As Adamson and Smith’s paper points out, racial disparities in artificial intelligence and machine learning are not a new issue. Algorithms have mistaken images of black people for gorillas, misunderstood Asians to be blinking when they weren’t, and “judged” only white people to be attractive. An even more dangerous issue, according to the paper, is that decades of clinical research have focused primarily on people with light skin, leaving out marginalized communities whose symptoms may present differently.

The reasons for this exclusion are complex. According to Andrew Alexis, a dermatologist at Mount Sinai, in New York City, and the director of the Skin of Color Center, compounding factors include a lack of medical professionals from marginalized communities, inadequate information about those communities, and socioeconomic barriers to participating in research. “In the absence of a diverse study population that reflects that of the U.S. population, potential safety or efficacy considerations could be missed,” he says.
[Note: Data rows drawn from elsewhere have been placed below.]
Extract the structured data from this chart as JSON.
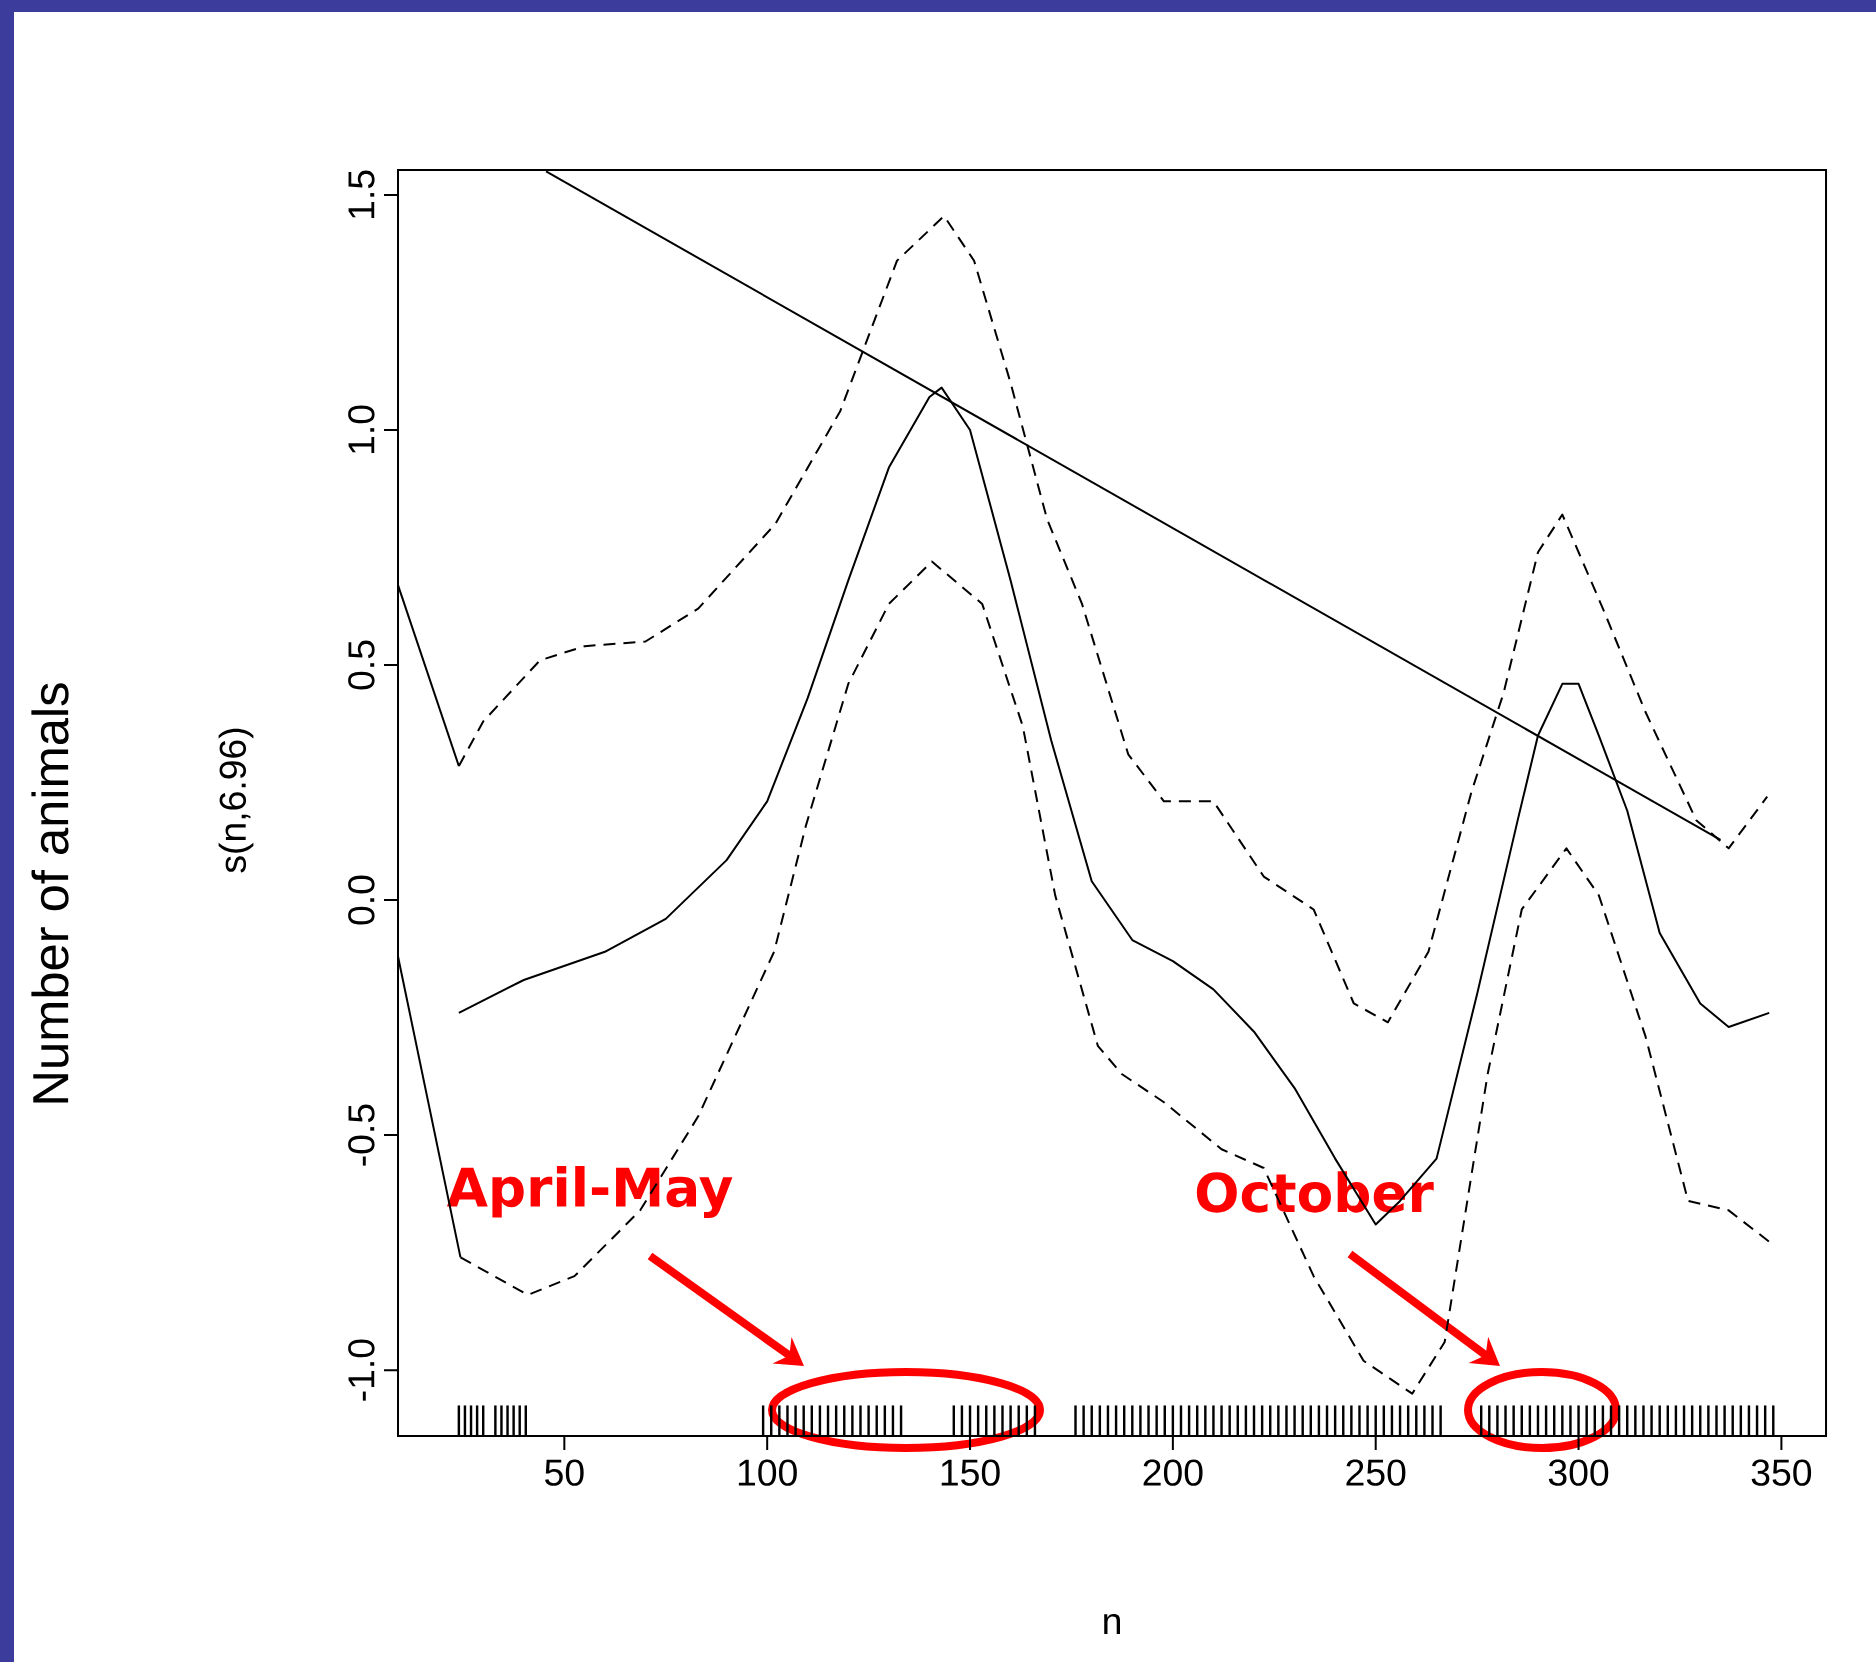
{
  "chart_data": {
    "type": "line",
    "xlabel": "n",
    "ylabel": "s(n,6.96)",
    "xlim": [
      9,
      361
    ],
    "ylim": [
      -1.14,
      1.553
    ],
    "xticks": [
      50,
      100,
      150,
      200,
      250,
      300,
      350
    ],
    "yticks": [
      {
        "value": -1,
        "label": "-1.0"
      },
      {
        "value": -0.5,
        "label": "-0.5"
      },
      {
        "value": 0,
        "label": "0.0"
      },
      {
        "value": 0.5,
        "label": "0.5"
      },
      {
        "value": 1,
        "label": "1.0"
      },
      {
        "value": 1.5,
        "label": "1.5"
      }
    ],
    "series": [
      {
        "color": "#000000",
        "line_style": "solid",
        "x": [
          24,
          40,
          60,
          75,
          90,
          100,
          110,
          120,
          130,
          140,
          143,
          150,
          160,
          170,
          180,
          190,
          200,
          210,
          220,
          230,
          240,
          250,
          256,
          265,
          275,
          285,
          290,
          296,
          300,
          305,
          312,
          320,
          330,
          337,
          347
        ],
        "values": [
          -0.24,
          -0.17,
          -0.11,
          -0.04,
          0.085,
          0.21,
          0.43,
          0.68,
          0.92,
          1.07,
          1.09,
          1.0,
          0.68,
          0.34,
          0.04,
          -0.085,
          -0.13,
          -0.19,
          -0.28,
          -0.4,
          -0.55,
          -0.69,
          -0.64,
          -0.55,
          -0.2,
          0.17,
          0.35,
          0.46,
          0.46,
          0.35,
          0.19,
          -0.07,
          -0.22,
          -0.27,
          -0.24
        ]
      },
      {
        "color": "#000000",
        "line_style": "dashed",
        "x": [
          24,
          30,
          44,
          55,
          70,
          83,
          102,
          118,
          132,
          143.6,
          151,
          160,
          169,
          177.6,
          189,
          197.8,
          210,
          222.4,
          234.7,
          244.6,
          253,
          263,
          273.6,
          281.5,
          290,
          296,
          306,
          316.5,
          329,
          337,
          346.5
        ],
        "values": [
          0.285,
          0.38,
          0.51,
          0.54,
          0.55,
          0.62,
          0.8,
          1.04,
          1.36,
          1.455,
          1.36,
          1.1,
          0.81,
          0.63,
          0.31,
          0.21,
          0.21,
          0.05,
          -0.02,
          -0.22,
          -0.26,
          -0.11,
          0.23,
          0.44,
          0.74,
          0.82,
          0.62,
          0.4,
          0.17,
          0.11,
          0.22
        ]
      },
      {
        "color": "#000000",
        "line_style": "dashed",
        "x": [
          24.4,
          41,
          52.5,
          68.7,
          83,
          101.7,
          109.6,
          120,
          130,
          140.6,
          153,
          163,
          171,
          181.5,
          187.4,
          197.8,
          212,
          222.4,
          234.7,
          247,
          259,
          267,
          277.6,
          286,
          297,
          305,
          316.5,
          327,
          337,
          347.5
        ],
        "values": [
          -0.76,
          -0.84,
          -0.8,
          -0.66,
          -0.46,
          -0.11,
          0.16,
          0.46,
          0.63,
          0.72,
          0.63,
          0.37,
          0.01,
          -0.31,
          -0.37,
          -0.43,
          -0.53,
          -0.57,
          -0.8,
          -0.98,
          -1.05,
          -0.94,
          -0.37,
          -0.02,
          0.11,
          0.01,
          -0.29,
          -0.64,
          -0.66,
          -0.73
        ]
      },
      {
        "color": "#000000",
        "line_style": "solid",
        "x": [
          45.5,
          335
        ],
        "values": [
          1.55,
          0.128
        ]
      },
      {
        "color": "#000000",
        "line_style": "solid",
        "x": [
          9,
          24
        ],
        "values": [
          0.67,
          0.285
        ]
      },
      {
        "color": "#000000",
        "line_style": "solid",
        "x": [
          9,
          24.4
        ],
        "values": [
          -0.12,
          -0.76
        ]
      },
      {
        "type": "bar",
        "color": "#000000",
        "x": [
          24,
          25.5,
          27,
          28.5,
          30,
          33,
          34.5,
          36,
          37.5,
          39,
          40.5,
          99,
          101,
          103,
          105,
          107,
          109,
          111,
          113,
          115,
          117,
          119,
          121,
          123,
          125,
          127,
          129,
          131,
          133,
          146,
          148,
          150,
          152,
          154,
          156,
          158,
          160,
          162,
          164,
          166,
          176,
          178,
          180,
          182,
          184,
          186,
          188,
          190,
          192,
          194,
          196,
          198,
          200,
          202,
          204,
          206,
          208,
          210,
          212,
          214,
          216,
          218,
          220,
          222,
          224,
          226,
          228,
          230,
          232,
          234,
          236,
          238,
          240,
          242,
          244,
          246,
          248,
          250,
          252,
          254,
          256,
          258,
          260,
          262,
          264,
          266,
          276,
          278,
          280,
          282,
          284,
          286,
          288,
          290,
          292,
          294,
          296,
          298,
          300,
          302,
          304,
          306,
          308,
          310,
          312,
          314,
          316,
          318,
          320,
          322,
          324,
          326,
          328,
          330,
          332,
          334,
          336,
          338,
          340,
          342,
          344,
          346,
          348
        ],
        "base": [
          -1.14,
          -1.14,
          -1.14,
          -1.14,
          -1.14,
          -1.14,
          -1.14,
          -1.14,
          -1.14,
          -1.14,
          -1.14,
          -1.14,
          -1.14,
          -1.14,
          -1.14,
          -1.14,
          -1.14,
          -1.14,
          -1.14,
          -1.14,
          -1.14,
          -1.14,
          -1.14,
          -1.14,
          -1.14,
          -1.14,
          -1.14,
          -1.14,
          -1.14,
          -1.14,
          -1.14,
          -1.14,
          -1.14,
          -1.14,
          -1.14,
          -1.14,
          -1.14,
          -1.14,
          -1.14,
          -1.14,
          -1.14,
          -1.14,
          -1.14,
          -1.14,
          -1.14,
          -1.14,
          -1.14,
          -1.14,
          -1.14,
          -1.14,
          -1.14,
          -1.14,
          -1.14,
          -1.14,
          -1.14,
          -1.14,
          -1.14,
          -1.14,
          -1.14,
          -1.14,
          -1.14,
          -1.14,
          -1.14,
          -1.14,
          -1.14,
          -1.14,
          -1.14,
          -1.14,
          -1.14,
          -1.14,
          -1.14,
          -1.14,
          -1.14,
          -1.14,
          -1.14,
          -1.14,
          -1.14,
          -1.14,
          -1.14,
          -1.14,
          -1.14,
          -1.14,
          -1.14,
          -1.14,
          -1.14,
          -1.14,
          -1.14,
          -1.14,
          -1.14,
          -1.14,
          -1.14,
          -1.14,
          -1.14,
          -1.14,
          -1.14,
          -1.14,
          -1.14,
          -1.14,
          -1.14,
          -1.14,
          -1.14,
          -1.14,
          -1.14,
          -1.14,
          -1.14,
          -1.14,
          -1.14,
          -1.14,
          -1.14,
          -1.14,
          -1.14,
          -1.14,
          -1.14,
          -1.14,
          -1.14,
          -1.14,
          -1.14,
          -1.14,
          -1.14,
          -1.14,
          -1.14,
          -1.14,
          -1.14
        ],
        "values": [
          0.065,
          0.065,
          0.065,
          0.065,
          0.065,
          0.065,
          0.065,
          0.065,
          0.065,
          0.065,
          0.065,
          0.065,
          0.065,
          0.065,
          0.065,
          0.065,
          0.065,
          0.065,
          0.065,
          0.065,
          0.065,
          0.065,
          0.065,
          0.065,
          0.065,
          0.065,
          0.065,
          0.065,
          0.065,
          0.065,
          0.065,
          0.065,
          0.065,
          0.065,
          0.065,
          0.065,
          0.065,
          0.065,
          0.065,
          0.065,
          0.065,
          0.065,
          0.065,
          0.065,
          0.065,
          0.065,
          0.065,
          0.065,
          0.065,
          0.065,
          0.065,
          0.065,
          0.065,
          0.065,
          0.065,
          0.065,
          0.065,
          0.065,
          0.065,
          0.065,
          0.065,
          0.065,
          0.065,
          0.065,
          0.065,
          0.065,
          0.065,
          0.065,
          0.065,
          0.065,
          0.065,
          0.065,
          0.065,
          0.065,
          0.065,
          0.065,
          0.065,
          0.065,
          0.065,
          0.065,
          0.065,
          0.065,
          0.065,
          0.065,
          0.065,
          0.065,
          0.065,
          0.065,
          0.065,
          0.065,
          0.065,
          0.065,
          0.065,
          0.065,
          0.065,
          0.065,
          0.065,
          0.065,
          0.065,
          0.065,
          0.065,
          0.065,
          0.065,
          0.065,
          0.065,
          0.065,
          0.065,
          0.065,
          0.065,
          0.065,
          0.065,
          0.065,
          0.065,
          0.065,
          0.065,
          0.065,
          0.065,
          0.065,
          0.065,
          0.065,
          0.065,
          0.065,
          0.065
        ]
      }
    ],
    "annotations": [
      "April-May",
      "October",
      "Number of animals"
    ]
  }
}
Adamson agrees, elaborating that with inadequate data, machine learning could misdiagnose people of color with nonexistent skin cancers—or miss them entirely. But he understands why the field of dermatology would surge ahead without demographically complete data. “Part of the problem is that people are in such a rush. This happens with any new tech, whether it’s a new drug or test. Folks see how it can be useful and they go full steam ahead without thinking of potential clinical consequences. …

Improving machine-learning algorithms is far from the only method to ensure that people with darker skin tones are protected against the sun and receive diagnoses earlier, when many cancers are more survivable. According to the Skin Cancer Foundation, 63 percent of African Americans don’t wear sunscreen; both they and many dermatologists are more likely to delay diagnosis and treatment because of the belief that dark skin is adequate protection from the sun’s harmful rays. And due to racial disparities in access to health care in America, African Americans are less likely to get treatment in time.

Happy endings

I’ll add one thing to Price’s article, Susan’s posting, and Lashbrook’s article about the issues with AI , certainty, gene therapy, and medicine—the desire for a happy ending prefaced with an easy solution. If the easy solution isn’t possible accommodations will be made but that happy ending is a must. All disease will disappear and there will be peace on earth. (Nod to Susan Baxter and her many discussions with me about disease processes and happy endings.)

The solutions, for the most part, are seen as technological despite the mountain of evidence suggesting that technology reflects our own imperfect understanding of health and disease therefore providing what is at best an imperfect solution.

Also, we tend to underestimate just how complex humans are not only in terms of disease and health but also with regard to our skills, understanding, and, perhaps not often enough, our ability to respond appropriately in the moment.

There is much to celebrate in what has been accomplished: no more black death, no more smallpox, hip replacements, pacemakers, organ transplants, and much more. Yes, we should try to improve our medicine. But, maybe alongside the celebration we can welcome AI and other technologies with a lot less hype and a lot more skepticism.